We showed that information on the specificity of a seroassay in the general population could be determined by contrasting trends of cumulative deaths versus seroprevalence across regions. Identifying the specificity of a seroassay in the general population is critical particularly when seroprevalence is low and may consist of more false than true positives. In addition, we found that our model was sensitive to the prior placed on specificity. Among the studies that had region-disaggregated seroprevalence data, our estimates of test specificity were sometimes different from estimates derived from assay validation studies. Collectively, this suggests that the large heterogeneities in the IFR between populations may in part be due to differences in serologic assay performance. Serologic test sensitivity may also be lower in the general population than in assay validation studies, as assays are often validated in hospitalised patients with more recent severe disease, whilst the majority of infections in the general population have milder disease and may produce a lower41 or sometimes no antibody response42. Additionally, assay sensitivity may be lower in the general population due to cross-reactive antibodies and/or a cell-mediated immune response43,44.

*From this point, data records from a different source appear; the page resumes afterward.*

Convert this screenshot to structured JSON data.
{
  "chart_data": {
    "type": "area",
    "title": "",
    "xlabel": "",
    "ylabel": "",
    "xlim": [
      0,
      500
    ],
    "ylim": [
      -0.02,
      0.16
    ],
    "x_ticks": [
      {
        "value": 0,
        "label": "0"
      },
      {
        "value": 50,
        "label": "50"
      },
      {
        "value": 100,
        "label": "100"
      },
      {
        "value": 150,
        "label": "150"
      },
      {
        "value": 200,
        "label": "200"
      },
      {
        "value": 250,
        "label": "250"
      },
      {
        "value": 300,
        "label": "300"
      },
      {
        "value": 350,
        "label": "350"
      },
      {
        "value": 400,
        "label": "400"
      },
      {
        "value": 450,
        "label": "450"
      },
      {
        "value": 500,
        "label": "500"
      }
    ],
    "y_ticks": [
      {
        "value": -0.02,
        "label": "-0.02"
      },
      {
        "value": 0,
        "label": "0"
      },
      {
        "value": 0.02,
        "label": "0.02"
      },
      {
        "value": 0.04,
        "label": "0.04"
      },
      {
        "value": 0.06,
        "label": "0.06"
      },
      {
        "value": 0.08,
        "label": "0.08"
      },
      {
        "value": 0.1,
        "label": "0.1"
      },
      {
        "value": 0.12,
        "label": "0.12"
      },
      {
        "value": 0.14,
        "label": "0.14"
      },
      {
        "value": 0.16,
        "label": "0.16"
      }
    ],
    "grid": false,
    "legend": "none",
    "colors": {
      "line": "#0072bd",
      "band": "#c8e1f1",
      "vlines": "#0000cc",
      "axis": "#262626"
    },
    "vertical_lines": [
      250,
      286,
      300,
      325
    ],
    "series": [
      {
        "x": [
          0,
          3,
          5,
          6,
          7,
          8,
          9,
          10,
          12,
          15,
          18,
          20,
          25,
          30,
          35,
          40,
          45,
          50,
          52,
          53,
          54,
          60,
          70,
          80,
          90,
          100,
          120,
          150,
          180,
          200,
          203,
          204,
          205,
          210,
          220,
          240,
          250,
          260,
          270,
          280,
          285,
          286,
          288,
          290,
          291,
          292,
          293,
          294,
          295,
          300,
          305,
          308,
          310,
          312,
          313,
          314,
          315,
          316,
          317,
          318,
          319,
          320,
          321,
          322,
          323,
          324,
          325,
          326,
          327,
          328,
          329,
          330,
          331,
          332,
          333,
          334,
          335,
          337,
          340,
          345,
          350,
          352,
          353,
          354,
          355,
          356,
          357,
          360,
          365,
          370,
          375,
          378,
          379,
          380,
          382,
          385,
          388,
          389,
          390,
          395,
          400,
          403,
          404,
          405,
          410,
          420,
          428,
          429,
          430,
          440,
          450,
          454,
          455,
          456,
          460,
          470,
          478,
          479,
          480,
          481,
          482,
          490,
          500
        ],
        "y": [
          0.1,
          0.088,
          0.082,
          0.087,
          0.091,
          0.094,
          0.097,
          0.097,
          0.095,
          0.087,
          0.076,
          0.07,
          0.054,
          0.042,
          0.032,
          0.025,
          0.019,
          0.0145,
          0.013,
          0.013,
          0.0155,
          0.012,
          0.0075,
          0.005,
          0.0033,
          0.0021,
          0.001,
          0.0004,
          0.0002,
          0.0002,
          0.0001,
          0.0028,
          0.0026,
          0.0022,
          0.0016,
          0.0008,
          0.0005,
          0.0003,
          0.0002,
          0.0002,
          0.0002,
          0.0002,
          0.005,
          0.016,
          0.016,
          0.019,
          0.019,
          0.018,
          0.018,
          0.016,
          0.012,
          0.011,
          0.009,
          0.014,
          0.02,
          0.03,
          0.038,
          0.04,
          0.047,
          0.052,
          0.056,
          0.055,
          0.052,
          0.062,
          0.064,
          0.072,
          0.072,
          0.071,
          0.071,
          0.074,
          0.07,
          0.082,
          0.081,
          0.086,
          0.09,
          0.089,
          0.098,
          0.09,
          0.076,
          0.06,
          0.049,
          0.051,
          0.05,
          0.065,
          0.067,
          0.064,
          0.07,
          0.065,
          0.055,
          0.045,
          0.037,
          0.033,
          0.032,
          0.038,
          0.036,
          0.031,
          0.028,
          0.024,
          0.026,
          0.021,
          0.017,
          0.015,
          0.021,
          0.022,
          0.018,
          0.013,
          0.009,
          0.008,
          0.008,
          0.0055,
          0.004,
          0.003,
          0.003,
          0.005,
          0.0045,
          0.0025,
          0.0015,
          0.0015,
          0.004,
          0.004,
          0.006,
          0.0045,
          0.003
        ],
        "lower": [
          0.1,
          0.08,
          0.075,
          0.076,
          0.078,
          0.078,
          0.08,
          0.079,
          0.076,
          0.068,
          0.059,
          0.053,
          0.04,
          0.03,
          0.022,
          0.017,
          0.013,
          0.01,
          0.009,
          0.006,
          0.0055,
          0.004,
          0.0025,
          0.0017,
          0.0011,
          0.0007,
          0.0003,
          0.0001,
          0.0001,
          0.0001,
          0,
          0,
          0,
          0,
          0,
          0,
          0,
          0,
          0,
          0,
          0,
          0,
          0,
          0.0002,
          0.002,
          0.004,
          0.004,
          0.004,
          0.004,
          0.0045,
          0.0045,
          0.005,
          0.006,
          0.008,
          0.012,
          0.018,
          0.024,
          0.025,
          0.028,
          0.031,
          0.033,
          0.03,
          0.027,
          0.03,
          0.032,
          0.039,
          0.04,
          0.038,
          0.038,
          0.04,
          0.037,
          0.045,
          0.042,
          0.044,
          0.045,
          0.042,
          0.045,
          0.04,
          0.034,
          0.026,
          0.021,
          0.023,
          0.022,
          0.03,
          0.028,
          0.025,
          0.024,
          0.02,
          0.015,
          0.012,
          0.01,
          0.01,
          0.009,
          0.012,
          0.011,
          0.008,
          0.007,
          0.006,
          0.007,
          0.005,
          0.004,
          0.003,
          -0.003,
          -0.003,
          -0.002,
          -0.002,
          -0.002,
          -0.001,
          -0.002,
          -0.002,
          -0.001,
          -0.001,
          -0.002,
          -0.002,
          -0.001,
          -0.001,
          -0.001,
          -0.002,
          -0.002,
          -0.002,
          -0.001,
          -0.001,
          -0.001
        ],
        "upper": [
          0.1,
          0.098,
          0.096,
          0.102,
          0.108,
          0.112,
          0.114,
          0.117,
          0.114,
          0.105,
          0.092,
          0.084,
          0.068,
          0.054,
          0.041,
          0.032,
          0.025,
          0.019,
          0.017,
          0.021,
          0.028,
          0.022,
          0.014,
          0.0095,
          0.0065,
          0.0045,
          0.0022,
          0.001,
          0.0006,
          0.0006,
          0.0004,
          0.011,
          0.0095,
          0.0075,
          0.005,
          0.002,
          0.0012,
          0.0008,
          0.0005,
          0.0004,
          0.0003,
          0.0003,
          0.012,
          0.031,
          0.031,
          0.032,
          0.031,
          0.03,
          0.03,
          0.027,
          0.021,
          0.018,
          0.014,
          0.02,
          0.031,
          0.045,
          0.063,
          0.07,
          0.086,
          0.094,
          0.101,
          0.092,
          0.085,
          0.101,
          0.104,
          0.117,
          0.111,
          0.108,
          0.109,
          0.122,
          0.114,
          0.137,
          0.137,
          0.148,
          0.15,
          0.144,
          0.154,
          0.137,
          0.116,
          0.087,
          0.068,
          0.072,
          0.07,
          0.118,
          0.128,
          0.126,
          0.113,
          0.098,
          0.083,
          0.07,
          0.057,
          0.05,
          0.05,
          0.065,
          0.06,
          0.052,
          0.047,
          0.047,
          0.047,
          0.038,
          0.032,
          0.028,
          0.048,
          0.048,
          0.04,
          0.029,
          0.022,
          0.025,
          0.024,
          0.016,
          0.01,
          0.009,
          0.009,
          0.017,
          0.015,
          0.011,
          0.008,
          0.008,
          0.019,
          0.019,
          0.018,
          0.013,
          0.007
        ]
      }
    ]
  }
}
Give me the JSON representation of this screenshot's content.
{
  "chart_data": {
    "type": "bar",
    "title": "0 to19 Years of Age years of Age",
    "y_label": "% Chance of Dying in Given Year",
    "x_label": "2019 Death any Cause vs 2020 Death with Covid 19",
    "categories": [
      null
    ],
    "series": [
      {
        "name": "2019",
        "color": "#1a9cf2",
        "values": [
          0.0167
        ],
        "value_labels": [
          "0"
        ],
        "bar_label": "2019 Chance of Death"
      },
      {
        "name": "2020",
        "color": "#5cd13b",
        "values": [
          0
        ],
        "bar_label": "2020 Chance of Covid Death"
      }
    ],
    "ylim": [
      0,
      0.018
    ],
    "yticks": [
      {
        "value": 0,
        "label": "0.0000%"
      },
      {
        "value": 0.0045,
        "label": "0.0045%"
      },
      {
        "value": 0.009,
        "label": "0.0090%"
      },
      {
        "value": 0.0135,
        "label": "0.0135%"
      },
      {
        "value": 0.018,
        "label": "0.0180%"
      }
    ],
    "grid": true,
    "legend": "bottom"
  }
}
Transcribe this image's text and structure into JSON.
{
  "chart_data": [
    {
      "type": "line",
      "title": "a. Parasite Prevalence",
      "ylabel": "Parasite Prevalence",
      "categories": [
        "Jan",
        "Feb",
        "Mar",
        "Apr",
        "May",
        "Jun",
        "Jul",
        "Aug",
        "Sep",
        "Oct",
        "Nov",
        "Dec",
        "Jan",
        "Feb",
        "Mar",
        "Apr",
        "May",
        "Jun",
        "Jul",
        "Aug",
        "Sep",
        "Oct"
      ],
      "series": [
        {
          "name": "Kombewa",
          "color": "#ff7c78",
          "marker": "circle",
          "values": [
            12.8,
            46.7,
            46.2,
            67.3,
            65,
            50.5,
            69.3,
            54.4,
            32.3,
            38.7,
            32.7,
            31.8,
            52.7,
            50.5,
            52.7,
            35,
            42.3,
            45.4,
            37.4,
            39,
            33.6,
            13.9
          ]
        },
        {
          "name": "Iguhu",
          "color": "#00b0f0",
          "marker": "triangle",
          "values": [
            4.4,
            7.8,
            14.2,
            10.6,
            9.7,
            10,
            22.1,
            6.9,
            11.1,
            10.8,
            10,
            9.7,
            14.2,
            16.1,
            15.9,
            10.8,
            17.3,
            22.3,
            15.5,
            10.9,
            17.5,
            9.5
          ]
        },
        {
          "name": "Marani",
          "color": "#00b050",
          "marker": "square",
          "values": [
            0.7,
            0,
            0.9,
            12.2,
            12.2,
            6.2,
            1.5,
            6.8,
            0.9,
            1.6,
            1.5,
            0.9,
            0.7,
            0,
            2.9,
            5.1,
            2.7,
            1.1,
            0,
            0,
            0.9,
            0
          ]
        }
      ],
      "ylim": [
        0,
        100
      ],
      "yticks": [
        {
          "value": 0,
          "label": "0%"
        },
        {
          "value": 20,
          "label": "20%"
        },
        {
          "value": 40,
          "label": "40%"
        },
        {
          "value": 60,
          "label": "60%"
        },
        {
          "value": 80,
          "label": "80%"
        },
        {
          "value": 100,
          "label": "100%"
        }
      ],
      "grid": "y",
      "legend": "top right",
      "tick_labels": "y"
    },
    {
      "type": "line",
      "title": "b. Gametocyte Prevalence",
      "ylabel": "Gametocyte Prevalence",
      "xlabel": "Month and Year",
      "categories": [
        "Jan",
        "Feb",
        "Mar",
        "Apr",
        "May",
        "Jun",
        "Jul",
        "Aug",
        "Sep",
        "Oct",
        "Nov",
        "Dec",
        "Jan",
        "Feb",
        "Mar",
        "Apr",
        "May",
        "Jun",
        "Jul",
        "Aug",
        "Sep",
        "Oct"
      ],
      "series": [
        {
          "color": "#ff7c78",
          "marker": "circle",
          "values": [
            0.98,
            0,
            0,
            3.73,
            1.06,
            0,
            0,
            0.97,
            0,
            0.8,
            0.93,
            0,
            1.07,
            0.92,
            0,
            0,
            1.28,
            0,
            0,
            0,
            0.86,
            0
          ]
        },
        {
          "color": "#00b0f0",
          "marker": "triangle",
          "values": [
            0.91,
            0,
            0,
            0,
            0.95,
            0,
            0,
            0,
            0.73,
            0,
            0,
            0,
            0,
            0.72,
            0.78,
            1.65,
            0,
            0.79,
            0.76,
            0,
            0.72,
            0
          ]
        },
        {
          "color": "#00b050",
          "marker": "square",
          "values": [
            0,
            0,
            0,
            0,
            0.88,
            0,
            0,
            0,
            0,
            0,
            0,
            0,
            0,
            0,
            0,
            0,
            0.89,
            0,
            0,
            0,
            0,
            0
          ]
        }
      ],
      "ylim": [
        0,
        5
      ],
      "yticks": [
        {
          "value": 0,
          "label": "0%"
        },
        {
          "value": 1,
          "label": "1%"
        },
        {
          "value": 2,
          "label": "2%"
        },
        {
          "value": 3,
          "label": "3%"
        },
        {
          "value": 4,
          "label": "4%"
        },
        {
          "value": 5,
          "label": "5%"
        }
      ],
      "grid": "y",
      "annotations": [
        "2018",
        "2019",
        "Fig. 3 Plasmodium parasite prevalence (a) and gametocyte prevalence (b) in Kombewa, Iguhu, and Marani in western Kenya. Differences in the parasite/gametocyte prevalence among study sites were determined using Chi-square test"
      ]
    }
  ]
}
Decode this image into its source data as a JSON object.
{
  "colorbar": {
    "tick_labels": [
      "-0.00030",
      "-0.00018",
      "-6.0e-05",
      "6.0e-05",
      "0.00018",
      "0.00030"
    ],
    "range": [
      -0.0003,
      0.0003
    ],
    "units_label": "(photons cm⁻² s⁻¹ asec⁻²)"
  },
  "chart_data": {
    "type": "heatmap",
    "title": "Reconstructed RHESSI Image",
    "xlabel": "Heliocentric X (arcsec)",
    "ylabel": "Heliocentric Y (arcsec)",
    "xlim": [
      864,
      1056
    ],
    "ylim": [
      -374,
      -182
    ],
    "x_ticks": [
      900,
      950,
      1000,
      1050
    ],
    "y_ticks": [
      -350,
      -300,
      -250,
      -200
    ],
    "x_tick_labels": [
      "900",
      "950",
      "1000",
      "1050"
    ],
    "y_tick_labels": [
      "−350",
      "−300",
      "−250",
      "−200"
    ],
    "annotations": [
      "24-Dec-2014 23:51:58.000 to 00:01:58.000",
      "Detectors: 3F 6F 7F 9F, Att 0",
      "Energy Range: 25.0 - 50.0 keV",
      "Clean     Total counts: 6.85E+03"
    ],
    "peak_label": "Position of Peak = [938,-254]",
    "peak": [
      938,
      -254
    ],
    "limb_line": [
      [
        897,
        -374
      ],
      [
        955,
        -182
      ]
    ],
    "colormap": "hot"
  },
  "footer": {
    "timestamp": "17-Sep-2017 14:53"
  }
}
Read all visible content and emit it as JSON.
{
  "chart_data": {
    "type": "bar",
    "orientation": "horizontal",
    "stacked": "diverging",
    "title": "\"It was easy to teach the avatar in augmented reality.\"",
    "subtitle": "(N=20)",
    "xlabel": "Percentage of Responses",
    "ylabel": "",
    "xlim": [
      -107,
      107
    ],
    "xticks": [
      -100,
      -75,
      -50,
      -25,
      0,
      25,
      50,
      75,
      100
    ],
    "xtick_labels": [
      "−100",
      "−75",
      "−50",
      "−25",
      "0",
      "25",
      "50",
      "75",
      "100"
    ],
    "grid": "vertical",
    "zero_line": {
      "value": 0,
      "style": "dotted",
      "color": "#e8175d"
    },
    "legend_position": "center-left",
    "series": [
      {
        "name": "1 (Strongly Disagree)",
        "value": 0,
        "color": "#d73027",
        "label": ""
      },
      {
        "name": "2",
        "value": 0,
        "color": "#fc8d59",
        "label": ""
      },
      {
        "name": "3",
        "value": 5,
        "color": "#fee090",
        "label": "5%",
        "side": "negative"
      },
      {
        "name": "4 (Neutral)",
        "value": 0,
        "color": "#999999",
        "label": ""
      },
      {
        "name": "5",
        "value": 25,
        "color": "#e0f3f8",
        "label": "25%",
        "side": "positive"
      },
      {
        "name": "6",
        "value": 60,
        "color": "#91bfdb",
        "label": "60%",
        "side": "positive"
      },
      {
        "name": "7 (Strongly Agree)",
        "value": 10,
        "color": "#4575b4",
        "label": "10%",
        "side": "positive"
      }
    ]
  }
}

In summary, we provide a statistical framework to estimate COVID-19 IFR that accounts for seroreversion as part of the IFR estimation as well as simultaneously accounting for uncertainty in serologic test characteristics, variation in age-specific attack rates, and delays from infection to death and seroconversion. We additionally show the possibility of estimating test specificity from regional data breakdowns. We estimate that the overall COVID-19 IFR ranges from 0.15–0.43% in low-income countries to 0.79–1.82% in high-income countries, with the differences in those ranges reflecting the older demography of high-income settings. The IFR is also likely to vary depending on available healthcare and underlying health conditions. Our results suggest that the overall risk of death from COVID-19 doubles with approximately every 8 years of age. Our estimates of the IFR of COVID-19 are consistent with early estimates and remain substantially higher than IFR estimates for seasonal influenza (<0.1% in the USA)45. As the pandemic wanes and vaccines are allocated, it is important to update previous IFR estimates from the first-wave of the pandemic to reflect on and justify past interventions and risk mitigation analyses23,46.